Changing Behaviors: Who Asked Magazines To Get 'Interactive' Anyway?
Here's one simple truth I know after covering behavioral marketing technologies at Mediapost for over a decade: It's a heck of a lot easier to track behaviors digitally than it is to drive them.
Personalization is a case in point. Even when offered the advantages of a more streamlined and targeted content experience, very small shares of users have ever lifted a finger to opt into the minimal profiling needed to personalize a site. I can’t even count the many techniques I have covered over the years for goading people into personalization. And so a cottage industry of recommendation engines emerges to use behavioral tracking and analytics of aggregated behaviors to do the personalization for us.

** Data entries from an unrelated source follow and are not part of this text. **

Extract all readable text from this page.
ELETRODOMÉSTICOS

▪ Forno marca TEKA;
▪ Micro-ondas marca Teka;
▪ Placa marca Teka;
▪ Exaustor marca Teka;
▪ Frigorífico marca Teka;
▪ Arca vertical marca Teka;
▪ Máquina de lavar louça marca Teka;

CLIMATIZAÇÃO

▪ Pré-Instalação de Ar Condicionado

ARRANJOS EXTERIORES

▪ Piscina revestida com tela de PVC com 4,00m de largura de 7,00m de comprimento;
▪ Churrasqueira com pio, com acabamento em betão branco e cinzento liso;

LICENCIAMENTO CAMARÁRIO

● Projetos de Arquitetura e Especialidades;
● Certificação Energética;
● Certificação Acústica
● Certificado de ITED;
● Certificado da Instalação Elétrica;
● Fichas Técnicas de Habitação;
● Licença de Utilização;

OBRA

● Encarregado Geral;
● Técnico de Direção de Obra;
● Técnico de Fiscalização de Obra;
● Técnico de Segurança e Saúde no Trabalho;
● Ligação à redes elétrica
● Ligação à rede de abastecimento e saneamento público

The dream of melding print and digital media is another case. It has been more than a decade since the infamous CueCat barcode scanner landed on my desk courtesy of Forbes. You may recall that this much-maligned print-to-Web device connected to a PC via a USB port to scan the first generation of in-book 2D codes. If memory serves, Forbes promoted the idea heavily by sending 800,000 of them to subscribers, and for a brief shining moment the codes popped up in newspaper and magazines, usually clicking to links that were no more or less satisfying to the user than many of the first hapless QR campaigns a decade later. Adding to the comedy was the fact that the orange scanner light on the device came from the crouching cat’s mouth, helping the stylized feline-shaped wand to look all the more like an adult sex toy.
For the last decade I have watched the magazine industry flail about, looking to connect its waning analog medium to digital in all manner of ways: page image recognition in the mid 2000s, SMS "bugs" in ads and articles a bit later, QR codes and Microsoft Tags three years ago, and, more recently, to less-intrusive approaches such as watermarking and AR.
Next week, Esquire will launch its December magazine with one of the most convincing attempts I have seen to make print more seamlessly “interactive.” A combination of several of the techniques that preceded it (image recognition, AR), the Netpages app Esquire is championing has visually indexed every page of the issue, and in some cases specific items on the page. Thus readers don’t need to look for 2D codes or even visual cues that a watermark is present, and can save a digital version of every page for later reference or share it over multiple social network and person-to-person channels. On some pages like editorial product round-ups, the mobile camera can detect specific items and overlay a buy button for immediate purchase.
To be sure, there are multiple ways that this model improves on the many post-CueCat attempts to marry print and digital. The app succeeds in actually mimicking a pre-existing behavior: ripping pages from magazines to save or share. It doesn’t require scanning codes or noticing cues.
The hope here is that using a mobile phone to read and index a magazine will become a reflex. Esquire’s parent company, Hearst, plans to roll out the functionality to other titles next year. In making interactivity ubiquitous, and moving activation to the device that 90% of magazine readers have at hand when reading (one magazine exec tells me), publishers would like the smartphone to essentially become a mouse.
If there is one lesson to be learned from digital media’s short history, it is that building any business model on the prospect of changing people’s behaviors is foolish at best. Our media activities have indeed changed over time in response to digital opportunities, but overall these changes have been incremental. Don’t expect people to do something new for your businesses’ benefit (albeit pitched to them as “added value”).
And the dream of marrying all analog and digital experience may be much more enticing to the industries poised to profit from it than it is to consumers. Sure, the print-to-Web techniques have moved closer to pre-existing behaviors, and that is all to the good. And there certainly is some evidence that when driven by sweepstakes and other very high-profile value propositions, users will respond to “interactive print” is some numbers. But I still can’t get any of these magazine publishers to cop to the real share of their readers who are using these print-to-Web programs. Yeah, yeah it is “early days.” I know the drill.
Which still begs the questions, 12 years after the CueCat, of whether people really want one of their last remaining analog experiences “activated” at all. Newspapers and magazines are in an odd situation here. Making a digital connection to print is perceived as the necessary or trendy thing to do. No one wants to be caught with their digital drawers down in this industry. And these devices give the publisher and ad clients an invaluable interactive loop unheard of in the print world. But again, the advantage seems to be more for the industry than the consumer.
On the other hand, publishers promote the enduring immersive qualities of print, that special tactile, rhythmic lean-back mode that is supposed to make their advertising so effective. Print-to-Web models all break that flow to engage the user in a wholly different experience on a display that is a fraction the size of the printed page.
More to the point, magazines and newspapers are the original mobile media. They are defined by their portability. One of the main advantages that mobile media offers consumers has been baked into the print world now for a century and more.
It's still an open question not only how digital devices themselves slipstream into everyday behaviors. But perhaps more to the point may be understanding what aspects of our analog media lives we consumers want to preserve apart and deliberately distinct from the great digitization.